Il governo, insomma, è stato e rimane fuori dalla contesa politica sul merito della proposta Zan. E in questo non c’è solo l’opportunità politica di un presidente del Consiglio sostenuto da una maggioranza divisa proprio sull’oggetto del contendere. C’è, verosimilmente, la posizione convinta dello stesso Draghi che se da un lato condanna (giustamente) la stretta omofoba ungherese di Viktor Orbán, dall’altro non ritiene di sostenere, anche solo come opinione personale, un testo che non convince la metà del Parlamento, oltre che decine di associazioni femministe e centinaia di autorevoli giuristi e acuti osservatori di matrici culturali le più varie.

Eppure, per i guardiani della rivoluzione gender non c’è niente da discutere, niente da perfezionare, niente su cui confrontarsi. Non c’è nessun rischio per la libertà di opinione o di manifestazione del pensiero (non della Santa Sede, ma di noi tutti). Nessun pericolo che, in un Paese con la magistratura più discrezionale del mondo, si svegli un pm e ci indaghi per la più elementare dichiarazione non in linea con la nuova ortodossia, ossessiva e assolutista che non ammette il più liberale, occidentale, illuminista e volterriano dei principi: quello del dubbio.
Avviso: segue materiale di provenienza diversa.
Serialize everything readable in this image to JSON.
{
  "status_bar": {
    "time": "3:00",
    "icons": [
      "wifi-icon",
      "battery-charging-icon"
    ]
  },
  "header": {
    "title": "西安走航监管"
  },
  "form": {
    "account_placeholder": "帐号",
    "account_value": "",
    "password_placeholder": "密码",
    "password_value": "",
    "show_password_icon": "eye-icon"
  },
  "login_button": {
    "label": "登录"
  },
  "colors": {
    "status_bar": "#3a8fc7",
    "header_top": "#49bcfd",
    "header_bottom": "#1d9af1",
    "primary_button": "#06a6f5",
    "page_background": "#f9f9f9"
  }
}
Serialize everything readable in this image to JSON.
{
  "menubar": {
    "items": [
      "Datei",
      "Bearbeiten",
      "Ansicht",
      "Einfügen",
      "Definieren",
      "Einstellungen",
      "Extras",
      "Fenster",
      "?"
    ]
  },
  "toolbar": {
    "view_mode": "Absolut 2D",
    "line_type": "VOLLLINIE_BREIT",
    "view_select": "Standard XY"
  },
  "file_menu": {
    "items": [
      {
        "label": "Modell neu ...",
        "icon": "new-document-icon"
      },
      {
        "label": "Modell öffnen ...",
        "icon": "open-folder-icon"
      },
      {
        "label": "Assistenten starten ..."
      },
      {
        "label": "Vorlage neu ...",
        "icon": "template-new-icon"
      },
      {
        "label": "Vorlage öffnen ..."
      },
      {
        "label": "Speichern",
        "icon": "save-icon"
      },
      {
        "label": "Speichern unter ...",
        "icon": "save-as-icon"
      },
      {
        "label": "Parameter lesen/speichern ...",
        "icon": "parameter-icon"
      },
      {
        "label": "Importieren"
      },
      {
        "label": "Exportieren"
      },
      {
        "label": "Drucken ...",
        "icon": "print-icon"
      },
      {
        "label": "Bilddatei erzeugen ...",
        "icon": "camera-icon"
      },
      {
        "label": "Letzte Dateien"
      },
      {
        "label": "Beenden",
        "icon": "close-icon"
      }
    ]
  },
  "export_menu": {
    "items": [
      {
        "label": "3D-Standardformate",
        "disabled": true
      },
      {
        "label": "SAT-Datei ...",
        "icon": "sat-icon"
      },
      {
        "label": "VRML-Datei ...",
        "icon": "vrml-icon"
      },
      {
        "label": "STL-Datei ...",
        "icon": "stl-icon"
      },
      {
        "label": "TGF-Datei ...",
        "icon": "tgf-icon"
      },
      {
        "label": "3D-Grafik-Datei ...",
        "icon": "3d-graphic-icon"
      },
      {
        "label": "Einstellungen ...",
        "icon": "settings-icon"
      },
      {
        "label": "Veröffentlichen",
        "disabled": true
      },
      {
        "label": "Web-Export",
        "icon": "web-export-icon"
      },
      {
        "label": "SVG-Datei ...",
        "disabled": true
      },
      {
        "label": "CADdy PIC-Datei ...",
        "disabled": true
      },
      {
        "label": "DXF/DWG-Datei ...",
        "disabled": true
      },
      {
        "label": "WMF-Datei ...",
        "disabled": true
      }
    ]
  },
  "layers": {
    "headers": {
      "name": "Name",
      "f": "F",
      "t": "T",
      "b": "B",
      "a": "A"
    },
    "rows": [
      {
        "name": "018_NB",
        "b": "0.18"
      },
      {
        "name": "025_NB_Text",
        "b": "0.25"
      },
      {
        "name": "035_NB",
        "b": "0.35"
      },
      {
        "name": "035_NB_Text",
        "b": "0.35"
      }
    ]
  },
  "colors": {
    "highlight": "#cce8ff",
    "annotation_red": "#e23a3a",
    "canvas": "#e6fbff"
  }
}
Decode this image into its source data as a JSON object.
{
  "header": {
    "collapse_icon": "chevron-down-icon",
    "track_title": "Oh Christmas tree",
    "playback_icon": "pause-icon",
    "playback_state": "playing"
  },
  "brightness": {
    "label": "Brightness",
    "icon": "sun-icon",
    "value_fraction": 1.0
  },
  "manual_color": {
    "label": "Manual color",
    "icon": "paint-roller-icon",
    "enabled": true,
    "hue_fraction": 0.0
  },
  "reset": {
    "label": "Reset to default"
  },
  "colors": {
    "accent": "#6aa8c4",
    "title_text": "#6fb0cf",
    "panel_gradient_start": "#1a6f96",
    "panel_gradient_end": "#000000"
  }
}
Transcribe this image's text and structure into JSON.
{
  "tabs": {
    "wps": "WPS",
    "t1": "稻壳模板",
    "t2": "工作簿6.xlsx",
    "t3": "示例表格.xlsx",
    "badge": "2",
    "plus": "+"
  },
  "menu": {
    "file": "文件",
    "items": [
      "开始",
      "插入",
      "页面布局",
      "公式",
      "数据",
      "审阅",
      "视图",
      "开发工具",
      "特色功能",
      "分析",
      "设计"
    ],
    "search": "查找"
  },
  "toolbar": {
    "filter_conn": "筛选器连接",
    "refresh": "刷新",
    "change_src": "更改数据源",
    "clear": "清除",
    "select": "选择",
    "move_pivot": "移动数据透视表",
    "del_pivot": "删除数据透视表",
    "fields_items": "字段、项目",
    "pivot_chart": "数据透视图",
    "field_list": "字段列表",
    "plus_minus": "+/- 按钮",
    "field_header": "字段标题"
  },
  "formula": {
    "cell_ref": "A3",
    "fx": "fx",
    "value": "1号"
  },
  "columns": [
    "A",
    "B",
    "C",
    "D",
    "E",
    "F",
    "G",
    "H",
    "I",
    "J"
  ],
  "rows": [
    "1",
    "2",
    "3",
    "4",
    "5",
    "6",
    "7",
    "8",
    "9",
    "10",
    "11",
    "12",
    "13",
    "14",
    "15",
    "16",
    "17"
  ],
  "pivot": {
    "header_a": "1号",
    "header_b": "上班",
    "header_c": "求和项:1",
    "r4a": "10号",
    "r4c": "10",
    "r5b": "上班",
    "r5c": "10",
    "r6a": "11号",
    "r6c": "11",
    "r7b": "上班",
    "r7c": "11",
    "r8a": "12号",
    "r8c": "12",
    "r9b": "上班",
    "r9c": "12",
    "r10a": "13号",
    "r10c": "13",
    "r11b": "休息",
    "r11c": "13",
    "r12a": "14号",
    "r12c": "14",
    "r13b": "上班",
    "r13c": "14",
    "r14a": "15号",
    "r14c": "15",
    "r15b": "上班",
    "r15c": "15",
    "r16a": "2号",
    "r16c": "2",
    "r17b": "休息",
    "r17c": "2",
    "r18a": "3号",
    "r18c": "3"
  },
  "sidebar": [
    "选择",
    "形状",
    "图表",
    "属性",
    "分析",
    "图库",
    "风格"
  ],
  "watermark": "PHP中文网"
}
Anche solo ipotizzare l’arresto non per un fatto compiuto, una discriminazione, un insulto, ma per una opinione (anche provocatoria) perché considerata istigazione da un giudice, ebbene già solo questo dovrebbe farci fermare a riflettere sulla deriva intrapresa, questa sì da Stato etico o da Paese islamico. Poi, però, con queste premesse, non ci sarà da stupirsi e elevare alti e ipocriti lai quando, presto o tardi, ci ritroveremo, anche per queste forzature improvvide, con qualche simil-Orbàn nostrano che, forte del consenso elettorale, non solo abolirà la legge Zan, ma farà qualcosa di peggio. Noi condanneremo quel peggio, ma con qualche diritto in più di chi lo ha favorito.